Putin's tenure as FSB director was marred last year by allegations from within the agency that it was involved in extortion and murder rackets. Putin personally took charge of the investigation of the November 1998 assassination of democratic opposition lawmaker Galina Starovoitova in her St. Petersburg apartment building, but allowed the probe to fizzle.

Starovoitova, a prominent human-rights worker and anticorruption crusader, was investigating the contract killing of a St. Petersburg privatization chief at the time of her death. She had frequently directed her ire at the FSB. She even introduced legislation in the Duma, or parliament, that would have banned former KGB officers who engaged in political repression from holding any public office, a law that would have kept the likes of Putin and Cherkesov out of government.

Putin handed the Starovoitova case -- considered post-Soviet Russia's highest profile political assassination -- to former dissident-hunter Cherkesov. That action, human-rights leaders argue, ensured that the killers would never be found. Sergei Alexeyev, a local leader of Starovoitova's Democratic Russia Party, told reporters at the time, "If Cherkesov's been brought into the case, you can consider it buried." And so it appears to be.

A month after the Starovoitova murder, Putin showed his nostalgia for the golden days of the Soviet police state. He gave a televised address on Dec. 20, 1998, to celebrate the 81st anniversary of the founding of the Bolshevik Cheka secret police, praising the Cheka but saying nothing about its systematic executions of political opponents. He then hosted a gala at KGB headquarters to honor the Cheka.

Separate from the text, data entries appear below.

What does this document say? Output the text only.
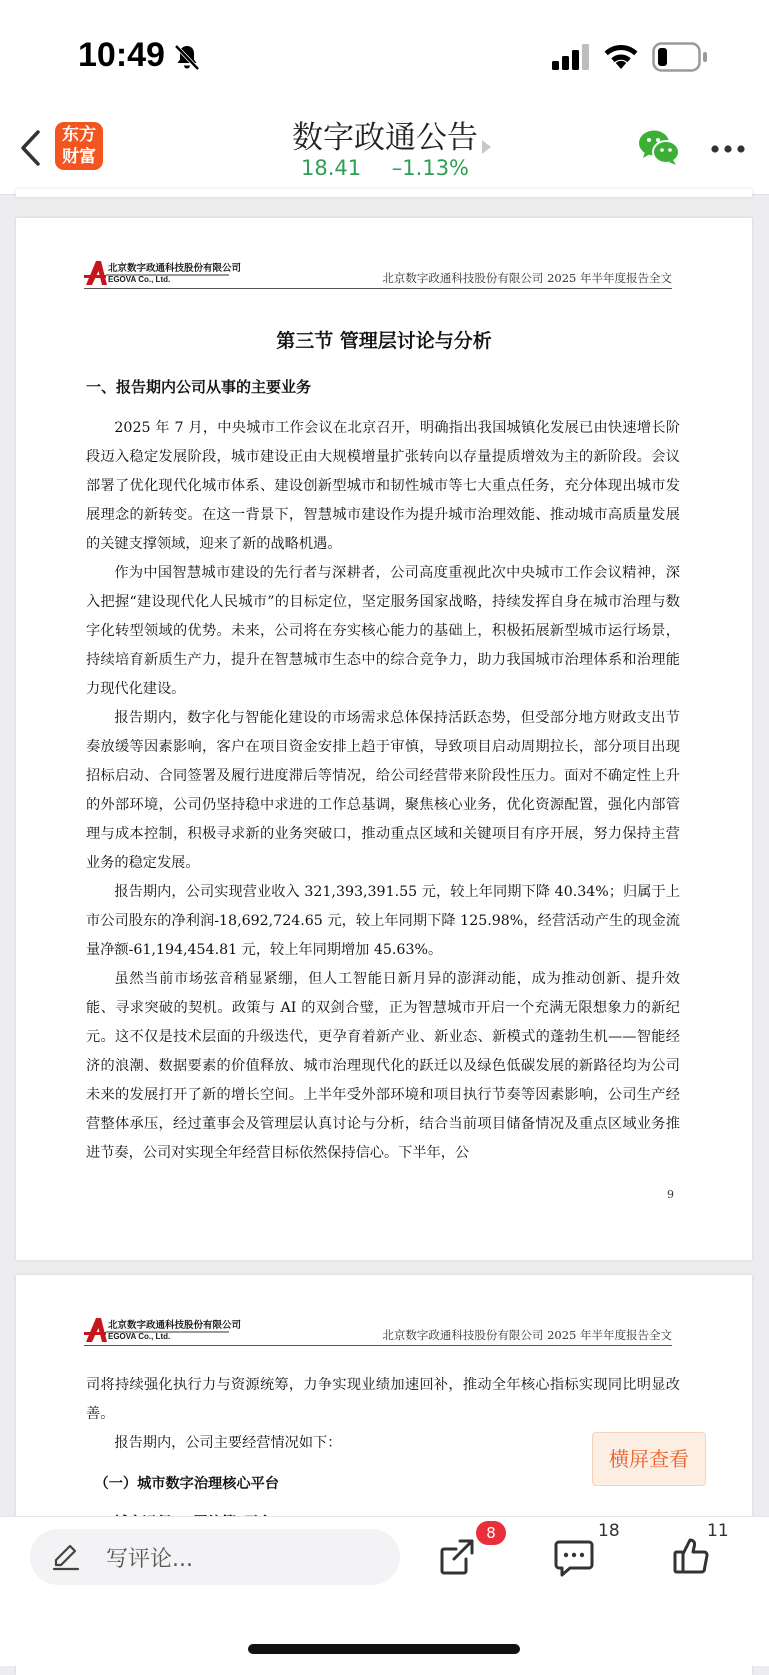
10:49
东方财富
数字政通公告
18.41 –1.13%
北京数字政通科技股份有限公司
EGOVA Co., Ltd.	北京数字政通科技股份有限公司 2025 年半年度报告全文
第三节 管理层讨论与分析
一、报告期内公司从事的主要业务

2025 年 7 月，中央城市工作会议在北京召开，明确指出我国城镇化发展已由快速增长阶段迈入稳定发展阶段，城市建设正由大规模增量扩张转向以存量提质增效为主的新阶段。会议部署了优化现代化城市体系、建设创新型城市和韧性城市等七大重点任务，充分体现出城市发展理念的新转变。在这一背景下，智慧城市建设作为提升城市治理效能、推动城市高质量发展的关键支撑领域，迎来了新的战略机遇。

作为中国智慧城市建设的先行者与深耕者，公司高度重视此次中央城市工作会议精神，深入把握“建设现代化人民城市”的目标定位，坚定服务国家战略，持续发挥自身在城市治理与数字化转型领域的优势。未来，公司将在夯实核心能力的基础上，积极拓展新型城市运行场景，持续培育新质生产力，提升在智慧城市生态中的综合竞争力，助力我国城市治理体系和治理能力现代化建设。

报告期内，数字化与智能化建设的市场需求总体保持活跃态势，但受部分地方财政支出节奏放缓等因素影响，客户在项目资金安排上趋于审慎，导致项目启动周期拉长，部分项目出现招标启动、合同签署及履行进度滞后等情况，给公司经营带来阶段性压力。面对不确定性上升的外部环境，公司仍坚持稳中求进的工作总基调，聚焦核心业务，优化资源配置，强化内部管理与成本控制，积极寻求新的业务突破口，推动重点区域和关键项目有序开展，努力保持主营业务的稳定发展。

报告期内，公司实现营业收入 321,393,391.55 元，较上年同期下降 40.34%；归属于上市公司股东的净利润-18,692,724.65 元，较上年同期下降 125.98%，经营活动产生的现金流量净额-61,194,454.81 元，较上年同期增加 45.63%。

虽然当前市场弦音稍显紧绷，但人工智能日新月异的澎湃动能，成为推动创新、提升效能、寻求突破的契机。政策与 AI 的双剑合璧，正为智慧城市开启一个充满无限想象力的新纪元。这不仅是技术层面的升级迭代，更孕育着新产业、新业态、新模式的蓬勃生机——智能经济的浪潮、数据要素的价值释放、城市治理现代化的跃迁以及绿色低碳发展的新路径均为公司未来的发展打开了新的增长空间。上半年受外部环境和项目执行节奏等因素影响，公司生产经营整体承压，经过董事会及管理层认真讨论与分析，结合当前项目储备情况及重点区域业务推进节奏，公司对实现全年经营目标依然保持信心。下半年，公

9
北京数字政通科技股份有限公司
EGOVA Co., Ltd.	北京数字政通科技股份有限公司 2025 年半年度报告全文

司将持续强化执行力与资源统筹，力争实现业绩加速回补，推动全年核心指标实现同比明显改善。

报告期内，公司主要经营情况如下：

（一）城市数字治理核心平台

横屏查看
写评论...
8	18	11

When he rose to lead the day-to-day operations of the presidential security council last March, Putin placed dissident-hunter Cherkesov in de facto control of the FSB. He used his extraordinary Kremlin powers to shut down investigations into financial crimes and corruption. "Over the past three months, Putin has carried out a pogrom of sorts in the Russian judicial system," according to Yasmann. "One of the main results was to practically paralyze all federal-prosecutor offices around the country. He cashiered federal investigators, including general officers, involved in criminal investigations in state-prosecutor offices probing economic crimes."By naming Putin as premier, Yeltsin "has elevated his intelligence chief to meet the challenge of manipulating the upcoming Duma elections" in December, according to Baker.

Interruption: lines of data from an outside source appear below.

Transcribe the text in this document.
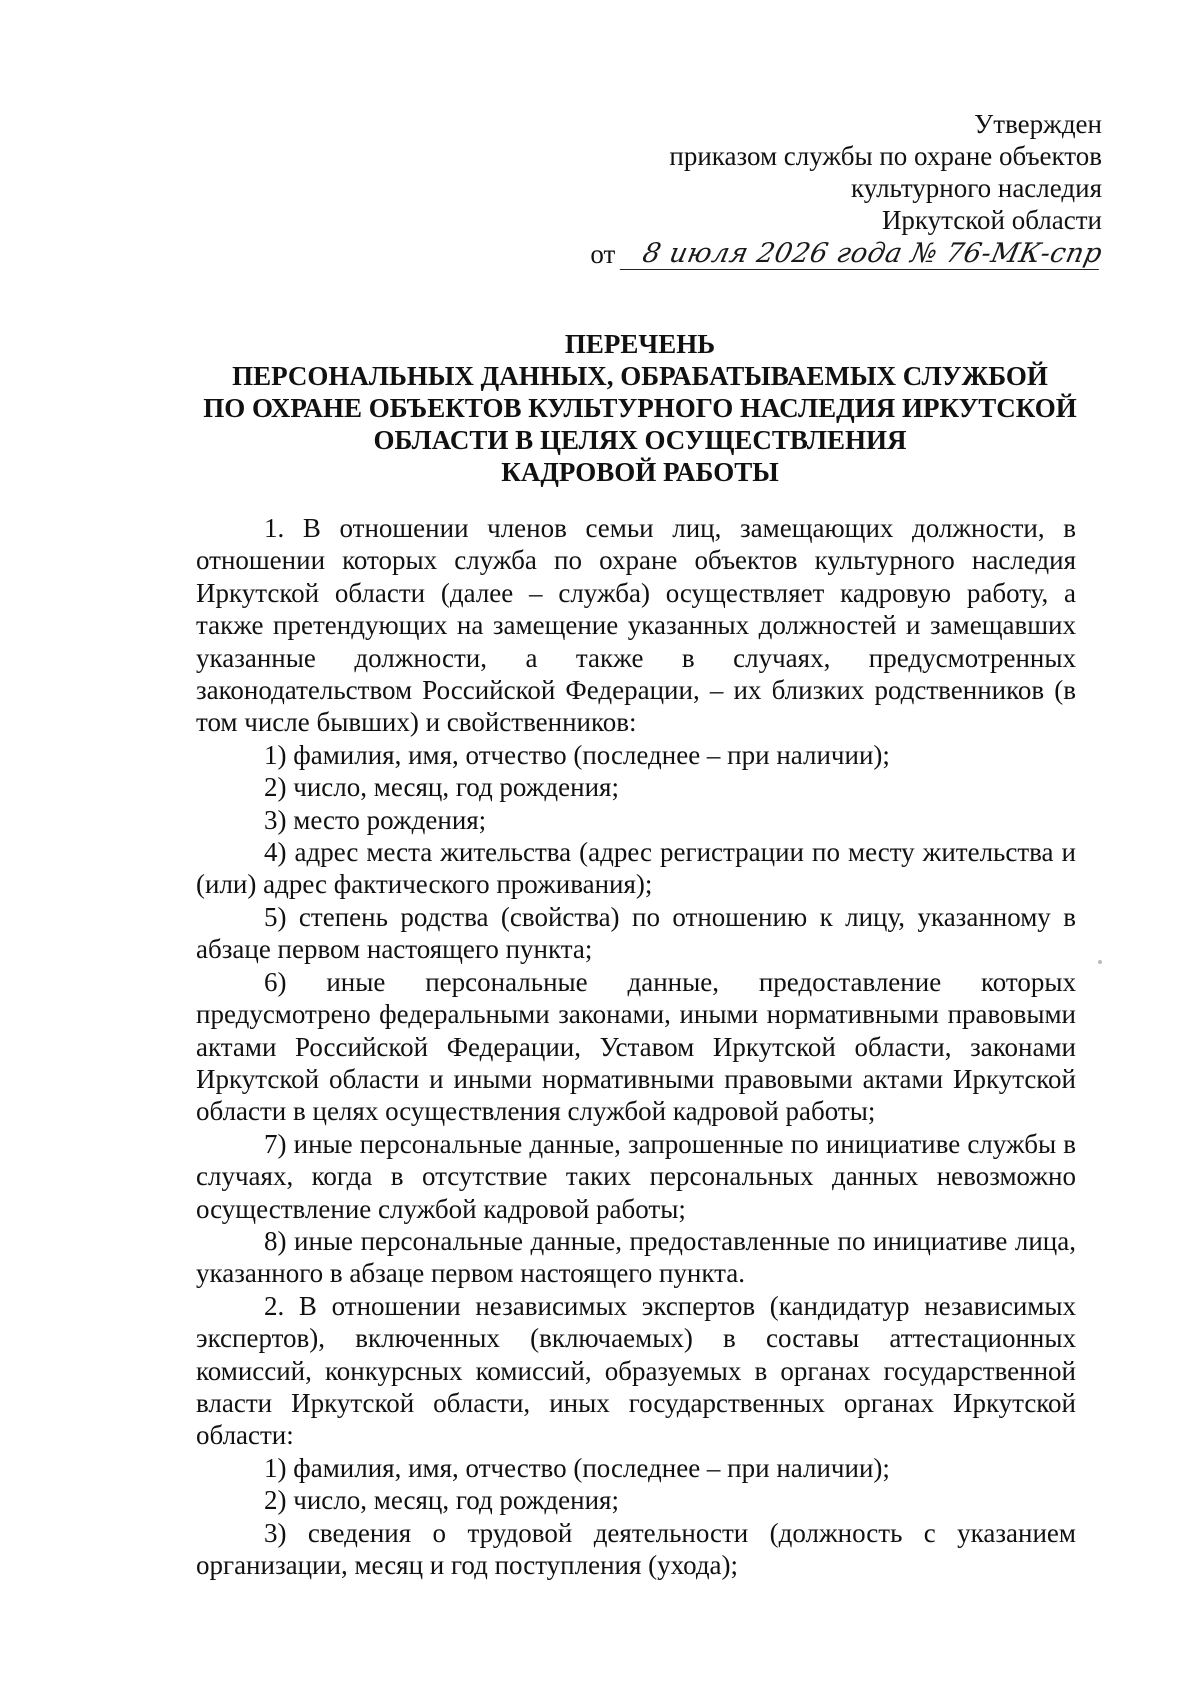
Утвержден
приказом службы по охране объектов
культурного наследия
Иркутской области
от 8 июля 2026 года № 76-МК-спр
ПЕРЕЧЕНЬ
ПЕРСОНАЛЬНЫХ ДАННЫХ, ОБРАБАТЫВАЕМЫХ СЛУЖБОЙ
ПО ОХРАНЕ ОБЪЕКТОВ КУЛЬТУРНОГО НАСЛЕДИЯ ИРКУТСКОЙ
ОБЛАСТИ В ЦЕЛЯХ ОСУЩЕСТВЛЕНИЯ
КАДРОВОЙ РАБОТЫ

1. В отношении членов семьи лиц, замещающих должности, в отношении которых служба по охране объектов культурного наследия Иркутской области (далее – служба) осуществляет кадровую работу, а также претендующих на замещение указанных должностей и замещавших указанные должности, а также в случаях, предусмотренных законодательством Российской Федерации, – их близких родственников (в том числе бывших) и свойственников:

1) фамилия, имя, отчество (последнее – при наличии);

2) число, месяц, год рождения;

3) место рождения;

4) адрес места жительства (адрес регистрации по месту жительства и (или) адрес фактического проживания);

5) степень родства (свойства) по отношению к лицу, указанному в абзаце первом настоящего пункта;

6) иные персональные данные, предоставление которых предусмотрено федеральными законами, иными нормативными правовыми актами Российской Федерации, Уставом Иркутской области, законами Иркутской области и иными нормативными правовыми актами Иркутской области в целях осуществления службой кадровой работы;

7) иные персональные данные, запрошенные по инициативе службы в случаях, когда в отсутствие таких персональных данных невозможно осуществление службой кадровой работы;

8) иные персональные данные, предоставленные по инициативе лица, указанного в абзаце первом настоящего пункта.

2. В отношении независимых экспертов (кандидатур независимых экспертов), включенных (включаемых) в составы аттестационных комиссий, конкурсных комиссий, образуемых в органах государственной власти Иркутской области, иных государственных органах Иркутской области:

1) фамилия, имя, отчество (последнее – при наличии);

2) число, месяц, год рождения;

3) сведения о трудовой деятельности (должность с указанием организации, месяц и год поступления (ухода);
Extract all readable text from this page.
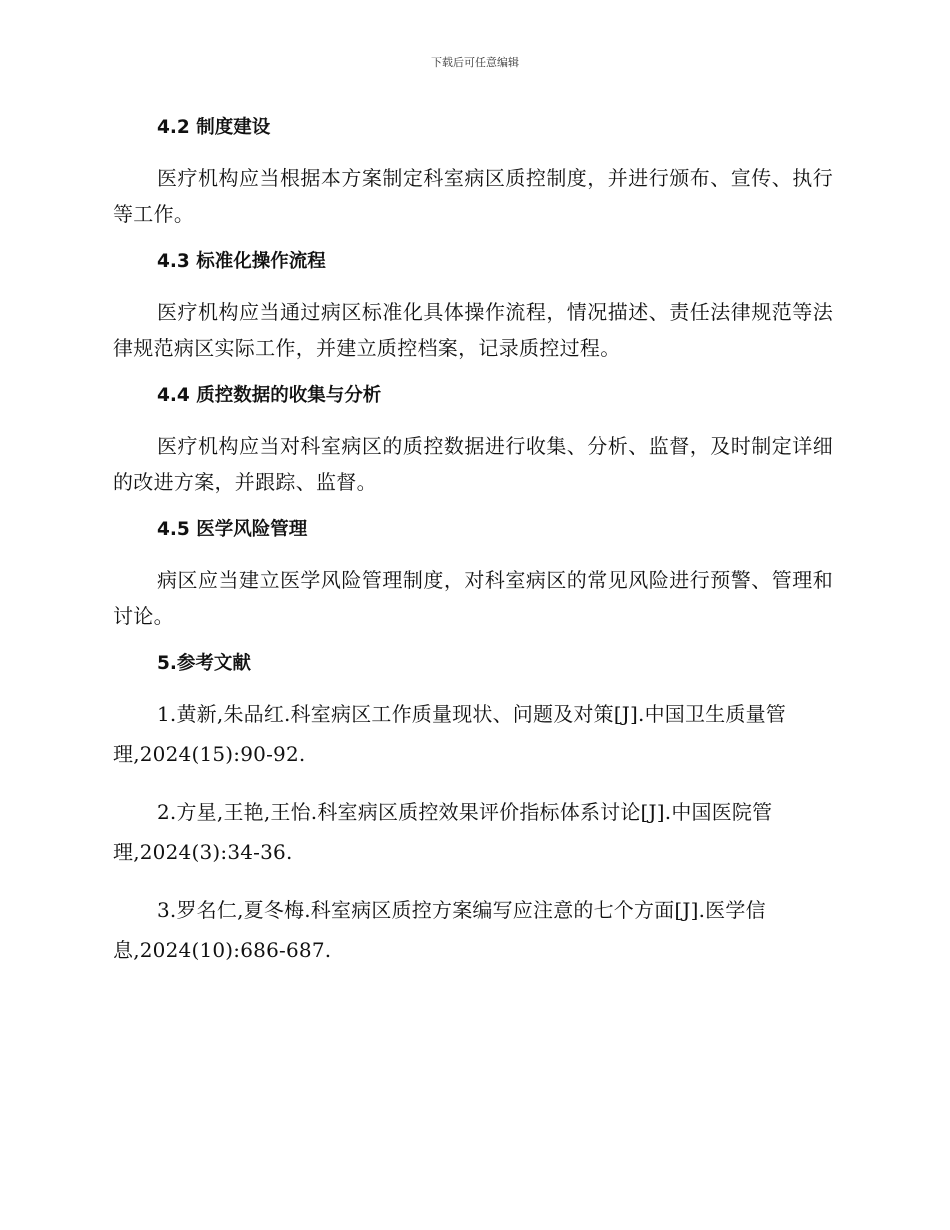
下载后可任意编辑

4.2 制度建设

医疗机构应当根据本方案制定科室病区质控制度，并进行颁布、宣传、执行等工作。

4.3 标准化操作流程

医疗机构应当通过病区标准化具体操作流程，情况描述、责任法律规范等法律规范病区实际工作，并建立质控档案，记录质控过程。

4.4 质控数据的收集与分析

医疗机构应当对科室病区的质控数据进行收集、分析、监督，及时制定详细的改进方案，并跟踪、监督。

4.5 医学风险管理

病区应当建立医学风险管理制度，对科室病区的常见风险进行预警、管理和讨论。

5.参考文献

1.黄新,朱品红.科室病区工作质量现状、问题及对策[J].中国卫生质量管理,2024(15):90-92.

2.方星,王艳,王怡.科室病区质控效果评价指标体系讨论[J].中国医院管理,2024(3):34-36.

3.罗名仁,夏冬梅.科室病区质控方案编写应注意的七个方面[J].医学信息,2024(10):686-687.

That's just part of the suspected reason. Yeltsin has been careful never to anoint a successor. Yet he immediately announced Putin as his choice in next year's presidential election. "I'm convinced he will serve the nation well while working in this high post, and Russians will be able to appraise Putin's human and business qualifies," Yeltsin said in a nationally televised address. "I trust him. I also want everyone who goes to the polls in July 2000 to make their choice to trust him, too."

Putin was equally emphatic: "I will undoubtedly run for president." But Yeltsin's abrupt dismissal of the slavishly loyal Stepashin, known for applying lethal force to keep the president in power, and Yeltsin's unprecedented display of support for a successor at a time when his endorsement would be considered the kiss of death, are raising questions about the Kremlin's byzantine politics.

"It could be that the Yeltsin camp would like Stepashin to lead a fake opposition to Yeltsin, to make him a kind of victim in order to gain support of the electorate. The only way to win an election in Russia is to be against Yeltsin," in Yasmann's view.

But will it work? "The Family wants to avoid having someone in power who can put them in jail," Boston University's Ra'anan tells Insight. "How does the Family get immunity and impunity for itself? I don't think there is a way. Whomever they appoint may turn on them to show they are in charge, when it becomes convenient."

"When the time comes for Putin to go, he may not, since the resources at his disposal to affect the elections can as easily be used against Yeltsin as for him," argues Baker. "Yeltsin may just have handed the keys to the Kremlin to the successor of the KGB."